Fraksi DPRD Soroti Implementasi Ranperda Kota Layak Anak di Padang Panjang
Fraksi DPRD Soroti Implementasi Ranperda Kota Layak Anak di Padang Panjang.-Istimewa-
SUMBAR.DISWAY.ID -- Fraksi-fraksi DPRD Kota Padang Panjang menyatakan dukungan terhadap Rancangan Peraturan Daerah (Ranperda) tentang Penyelenggaraan Kota Layak Anak (KLA). Namun, DPRD meminta pemerintah daerah memastikan implementasi kebijakan tersebut berjalan efektif dan benar-benar menyentuh kebutuhan anak di tengah masyarakat.
Pandangan itu mengemuka dalam Rapat Paripurna Penyampaian Pemandangan Umum Fraksi terhadap Ranperda KLA di ruang sidang DPRD Kota Padang Panjang, Selasa (26/5/2026).
Rapat dipimpin Ketua DPRD, Imbral, didampingi Wakil Ketua DPRD Nurafni Fitri, serta dihadiri Wakil Wali Kota Padang Panjang, Allex Saputra, unsur Forkopimda, kepala OPD, dan lembaga terkait lainnya.
BACA JUGA:60 Siswa Padang Raih Beasiswa Kuliah ke China, Program Pendidikan Global Mulai Direalisasikan
Dalam pemandangan umum fraksi, sejumlah catatan disampaikan terkait perlindungan anak, mulai dari penguatan pencegahan kekerasan dan perundungan, penyediaan fasilitas publik ramah anak, hingga dukungan anggaran agar program dapat berjalan optimal.
Fraksi NasDem melalui Andre Hilman Pratama menyoroti pentingnya pemenuhan hak dasar anak, seperti hak identitas, akses informasi, pendidikan, kesehatan, hingga perlindungan dari kekerasan.
Sementara itu, Fraksi Demokrat Karya Kebangkitan Bangsa yang disampaikan Ridwansyah menilai ranperda tersebut harus mampu menjadi payung hukum dalam melindungi anak dari eksploitasi, diskriminasi, perundungan, serta dampak negatif perkembangan teknologi digital.
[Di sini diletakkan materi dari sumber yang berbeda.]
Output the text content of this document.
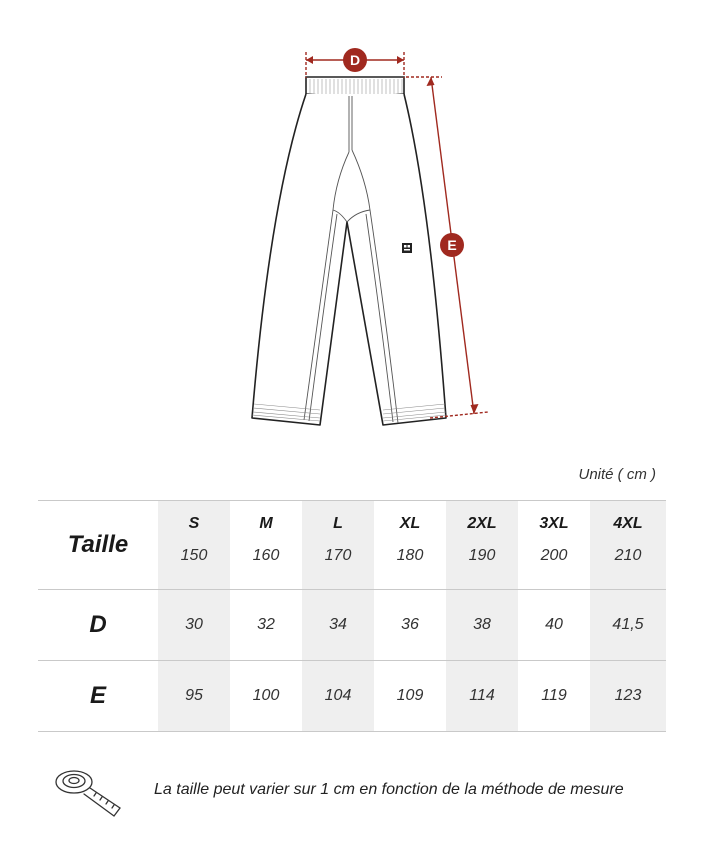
D
E
Unité ( cm )
Taille	S	M	L	XL	2XL	3XL	4XL
	150	160	170	180	190	200	210
D	30	32	34	36	38	40	41,5
E	95	100	104	109	114	119	123
La taille peut varier sur 1 cm en fonction de la méthode de mesure
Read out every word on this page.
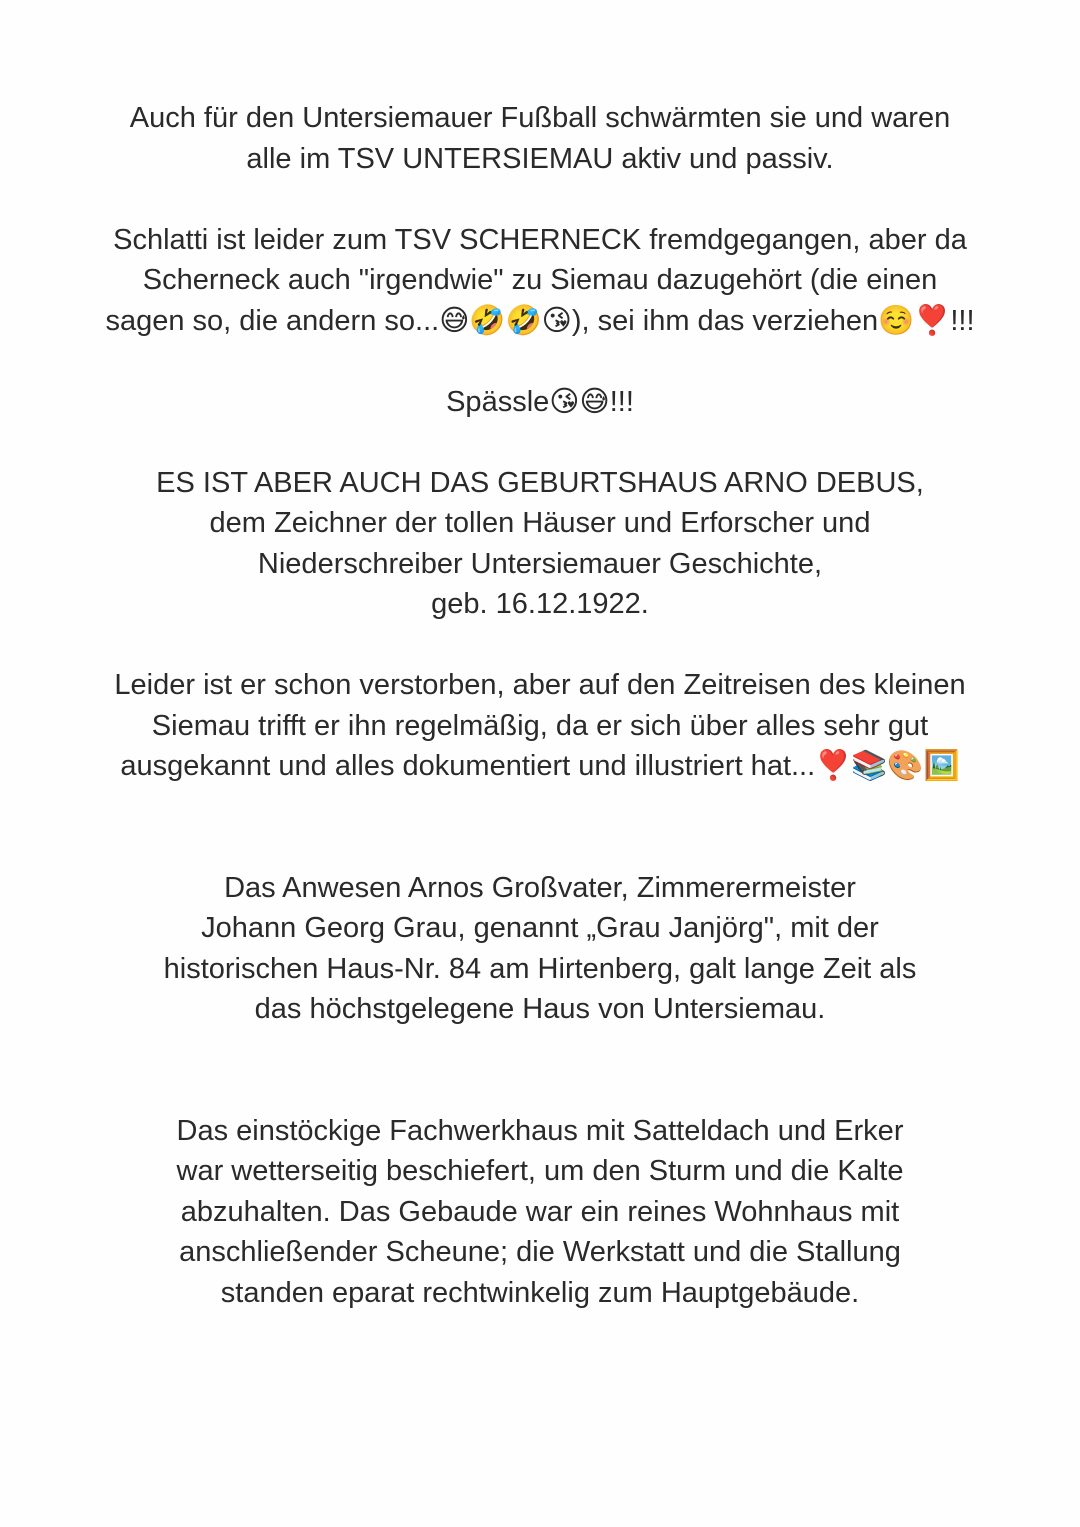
Auch für den Untersiemauer Fußball schwärmten sie und waren
alle im TSV UNTERSIEMAU aktiv und passiv.

Schlatti ist leider zum TSV SCHERNECK fremdgegangen, aber da
Scherneck auch "irgendwie" zu Siemau dazugehört (die einen
sagen so, die andern so...😅🤣🤣😘), sei ihm das verziehen☺️❣️!!!

Spässle😘😅!!!

ES IST ABER AUCH DAS GEBURTSHAUS ARNO DEBUS,
dem Zeichner der tollen Häuser und Erforscher und
Niederschreiber Untersiemauer Geschichte,
geb. 16.12.1922.

Leider ist er schon verstorben, aber auf den Zeitreisen des kleinen
Siemau trifft er ihn regelmäßig, da er sich über alles sehr gut
ausgekannt und alles dokumentiert und illustriert hat...❣️📚🎨🖼️

Das Anwesen Arnos Großvater, Zimmerermeister
Johann Georg Grau, genannt „Grau Janjörg", mit der
historischen Haus-Nr. 84 am Hirtenberg, galt lange Zeit als
das höchstgelegene Haus von Untersiemau.

Das einstöckige Fachwerkhaus mit Satteldach und Erker
war wetterseitig beschiefert, um den Sturm und die Kalte
abzuhalten. Das Gebaude war ein reines Wohnhaus mit
anschließender Scheune; die Werkstatt und die Stallung
standen eparat rechtwinkelig zum Hauptgebäude.
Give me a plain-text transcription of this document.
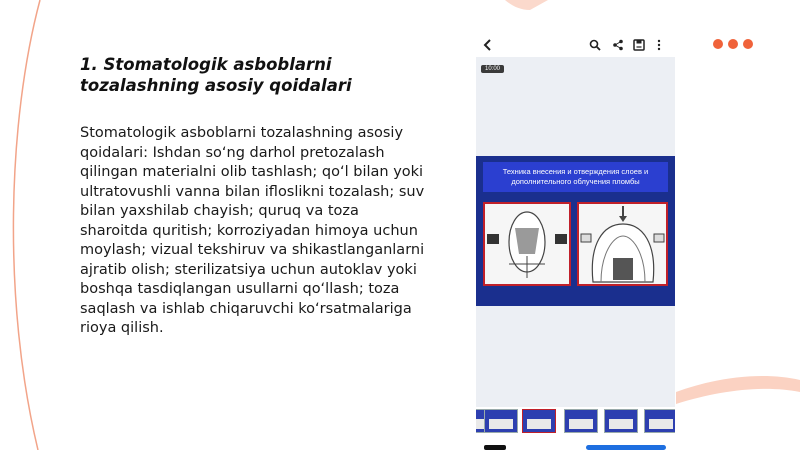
1. Stomatologik asboblarni tozalashning asosiy qoidalari

Stomatologik asboblarni tozalashning asosiy qoidalari: Ishdan so‘ng darhol pretozalash qilingan materialni olib tashlash; qo‘l bilan yoki ultratovushli vanna bilan ifloslikni tozalash; suv bilan yaxshilab chayish; quruq va toza sharoitda quritish; korroziyadan himoya uchun moylash; vizual tekshiruv va shikastlanganlarni ajratib olish; sterilizatsiya uchun autoklav yoki boshqa tasdiqlangan usullarni qo‘llash; toza saqlash va ishlab chiqaruvchi ko‘rsatmalariga rioya qilish.

10:00
Техника внесения и отверждения слоев и дополнительного облучения пломбы
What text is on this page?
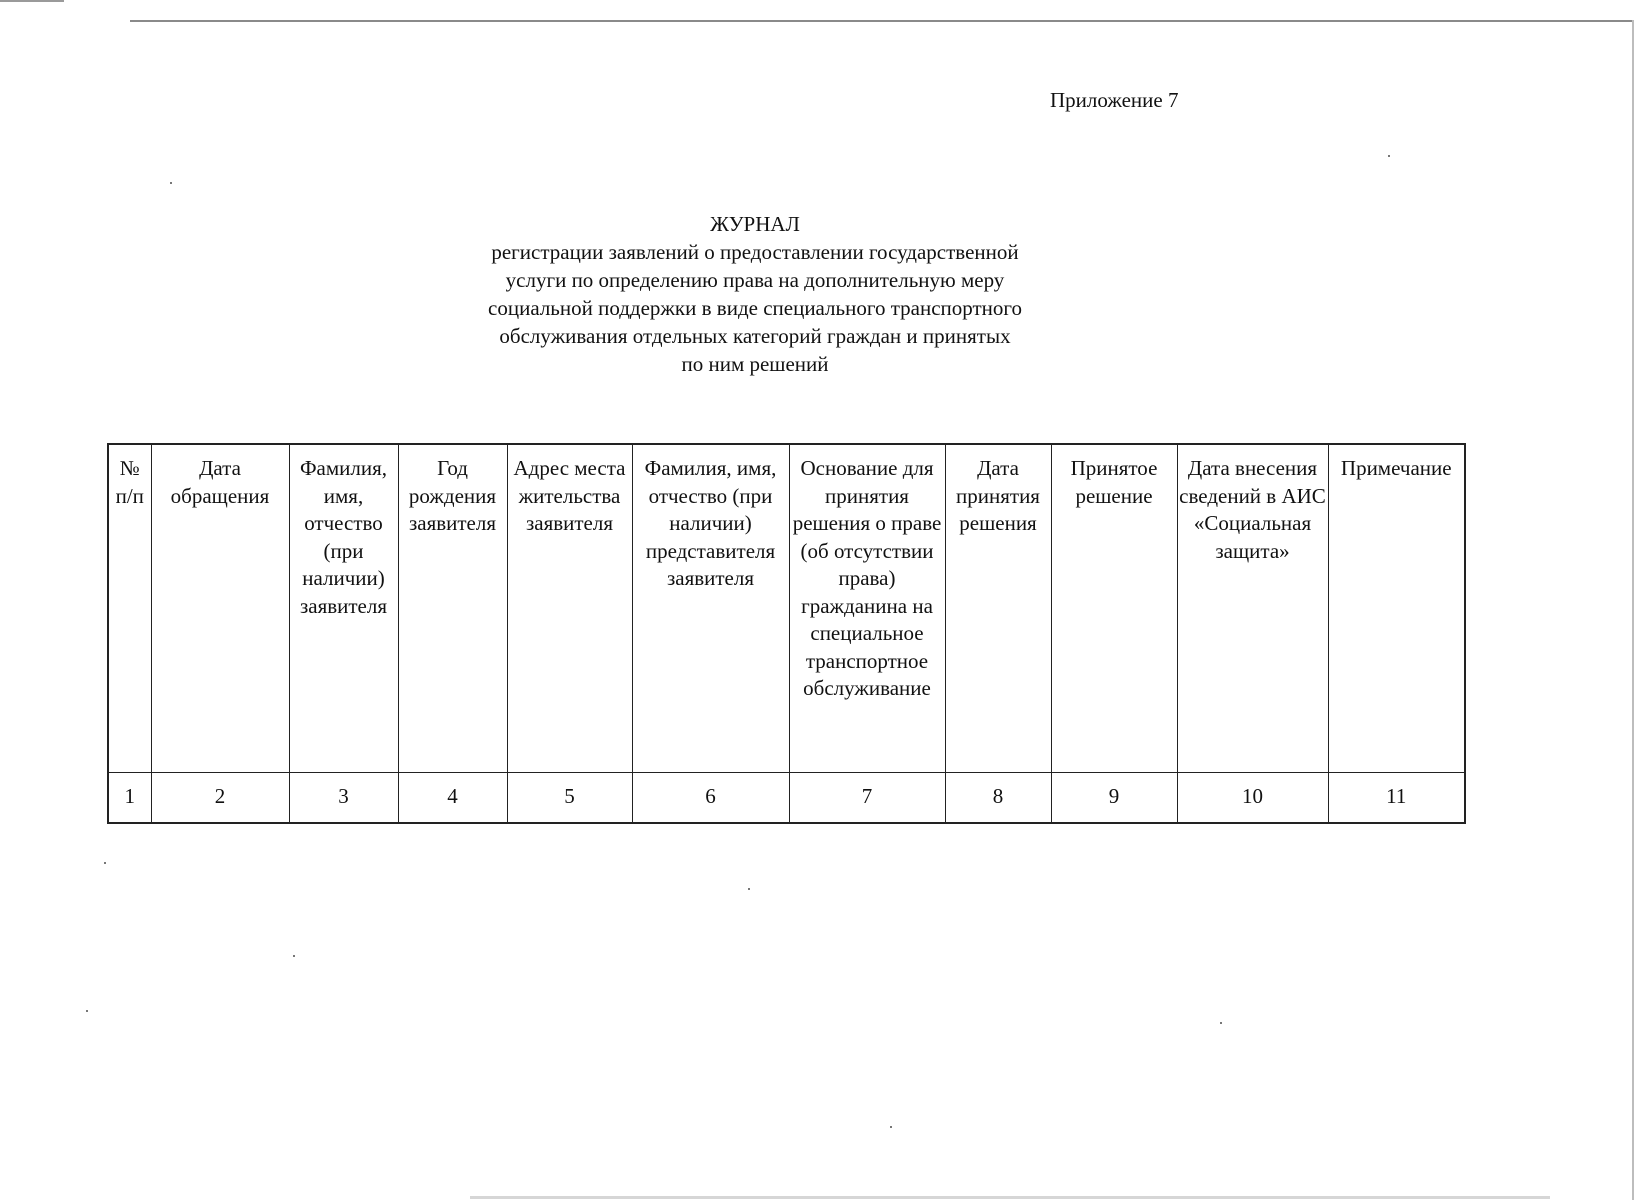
Приложение 7
ЖУРНАЛ
регистрации заявлений о предоставлении государственной
услуги по определению права на дополнительную меру
социальной поддержки в виде специального транспортного
обслуживания отдельных категорий граждан и принятых
по ним решений
№ п/п	Дата обращения	Фамилия, имя, отчество (при наличии) заявителя	Год рождения заявителя	Адрес места жительства заявителя	Фамилия, имя, отчество (при наличии) представителя заявителя	Основание для принятия решения о праве (об отсутствии права) гражданина на специальное транспортное обслуживание	Дата принятия решения	Принятое решение	Дата внесения сведений в АИС «Социальная защита»	Примечание
1	2	3	4	5	6	7	8	9	10	11
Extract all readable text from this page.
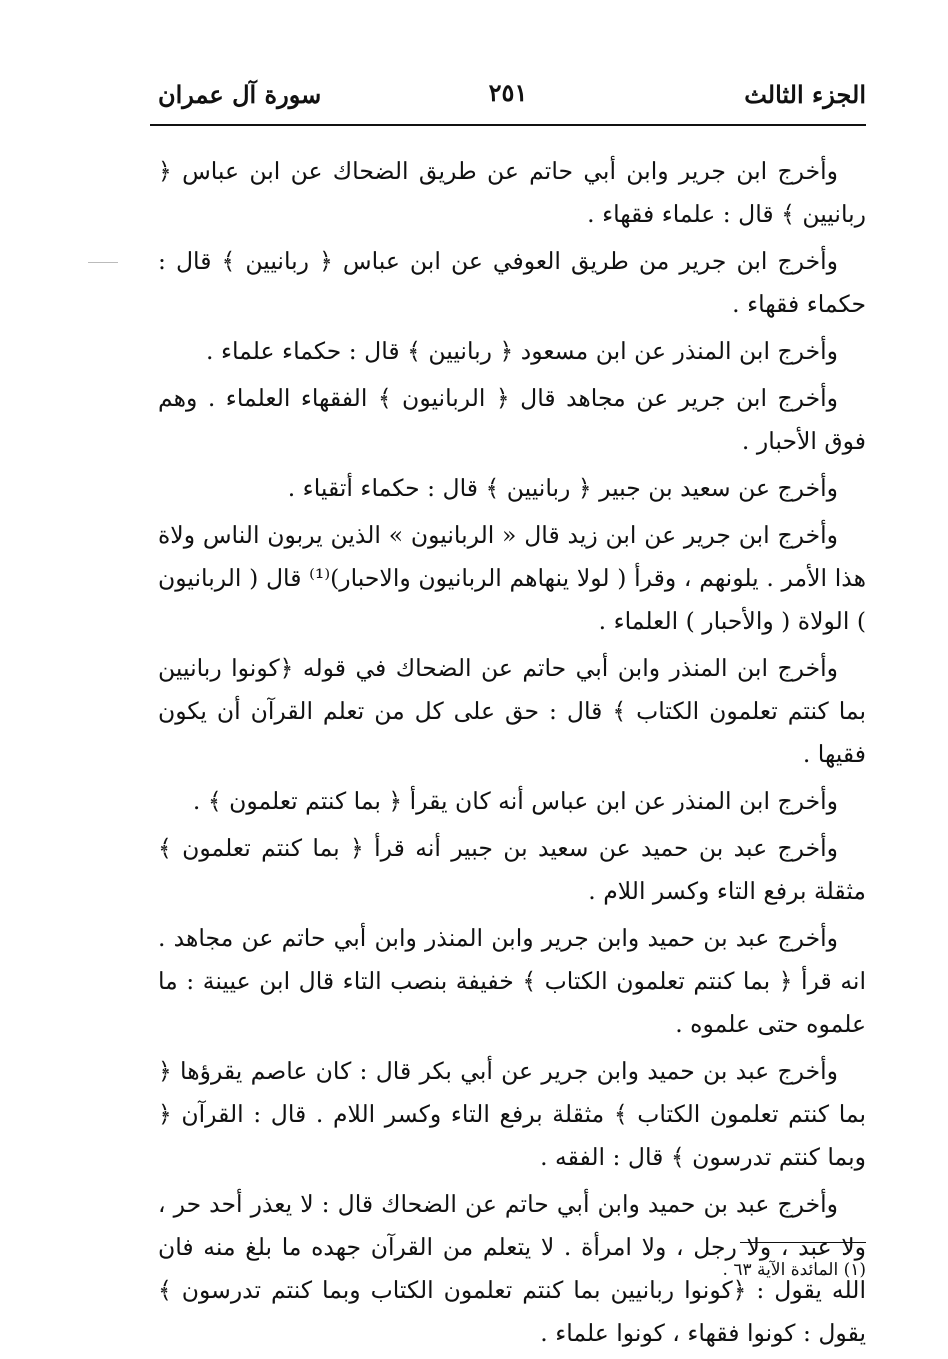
الجزء الثالث
٢٥١
سورة آل عمران

وأخرج ابن جرير وابن أبي حاتم عن طريق الضحاك عن ابن عباس ﴿ ربانيين ﴾ قال : علماء فقهاء .

وأخرج ابن جرير من طريق العوفي عن ابن عباس ﴿ ربانيين ﴾ قال : حكماء فقهاء .

وأخرج ابن المنذر عن ابن مسعود ﴿ ربانيين ﴾ قال : حكماء علماء .

وأخرج ابن جرير عن مجاهد قال ﴿ الربانيون ﴾ الفقهاء العلماء . وهم فوق الأحبار .

وأخرج عن سعيد بن جبير ﴿ ربانيين ﴾ قال : حكماء أتقياء .

وأخرج ابن جرير عن ابن زيد قال « الربانيون » الذين يربون الناس ولاة هذا الأمر . يلونهم ، وقرأ ( لولا ينهاهم الربانيون والاحبار)⁽¹⁾ قال ( الربانيون ) الولاة ( والأحبار ) العلماء .

وأخرج ابن المنذر وابن أبي حاتم عن الضحاك في قوله ﴿كونوا ربانيين بما كنتم تعلمون الكتاب ﴾ قال : حق على كل من تعلم القرآن أن يكون فقيها .

وأخرج ابن المنذر عن ابن عباس أنه كان يقرأ ﴿ بما كنتم تعلمون ﴾ .

وأخرج عبد بن حميد عن سعيد بن جبير أنه قرأ ﴿ بما كنتم تعلمون ﴾ مثقلة برفع التاء وكسر اللام .

وأخرج عبد بن حميد وابن جرير وابن المنذر وابن أبي حاتم عن مجاهد . انه قرأ ﴿ بما كنتم تعلمون الكتاب ﴾ خفيفة بنصب التاء قال ابن عيينة : ما علموه حتى علموه .

وأخرج عبد بن حميد وابن جرير عن أبي بكر قال : كان عاصم يقرؤها ﴿ بما كنتم تعلمون الكتاب ﴾ مثقلة برفع التاء وكسر اللام . قال : القرآن ﴿ وبما كنتم تدرسون ﴾ قال : الفقه .

وأخرج عبد بن حميد وابن أبي حاتم عن الضحاك قال : لا يعذر أحد حر ، ولا عبد ، ولا رجل ، ولا امرأة . لا يتعلم من القرآن جهده ما بلغ منه فان الله يقول : ﴿كونوا ربانيين بما كنتم تعلمون الكتاب وبما كنتم تدرسون ﴾ يقول : كونوا فقهاء ، كونوا علماء .

(١) المائدة الآية ٦٣ .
Fraksi Gerindra melalui Hendrico meminta pemerintah daerah memastikan dukungan anggaran yang memadai agar program Kota Layak Anak dapat dijalankan hingga tingkat kecamatan dan kelurahan.
BACA JUGA:Lomba Bertutur di Pasaman Barat Jadi Ruang Penguatan Literasi dan Pelestarian Budaya
“Terkait pendanaan, kami meminta adanya kepastian pengalokasian anggaran yang proporsional dan berkelanjutan agar program KLA dapat berjalan optimal,” ujarnya.
Hal serupa juga disampaikan Fraksi PAN melalui Vani Utari yang meminta perhatian lebih terhadap anak berkebutuhan khusus, anak terlantar, korban kekerasan, dan anak yang berhadapan dengan hukum agar memperoleh perlindungan tanpa diskriminasi.
Sementara itu, Fraksi PBB-PKS melalui Aditiwarman menyoroti pentingnya penguatan pengawasan anak di era digital melalui edukasi literasi digital bagi orang tua maupun pelajar.
“Kami berharap ranperda ini benar-benar melahirkan kebijakan yang berpihak kepada anak dan menjadi instrumen perlindungan generasi masa depan Kota Padang Panjang,” katanya.
Ranperda Kota Layak Anak sebelumnya diajukan pemerintah daerah sebagai upaya memperkuat perlindungan anak serta menciptakan lingkungan yang aman, sehat, dan ramah bagi tumbuh kembang anak di Kota Padang Panjang.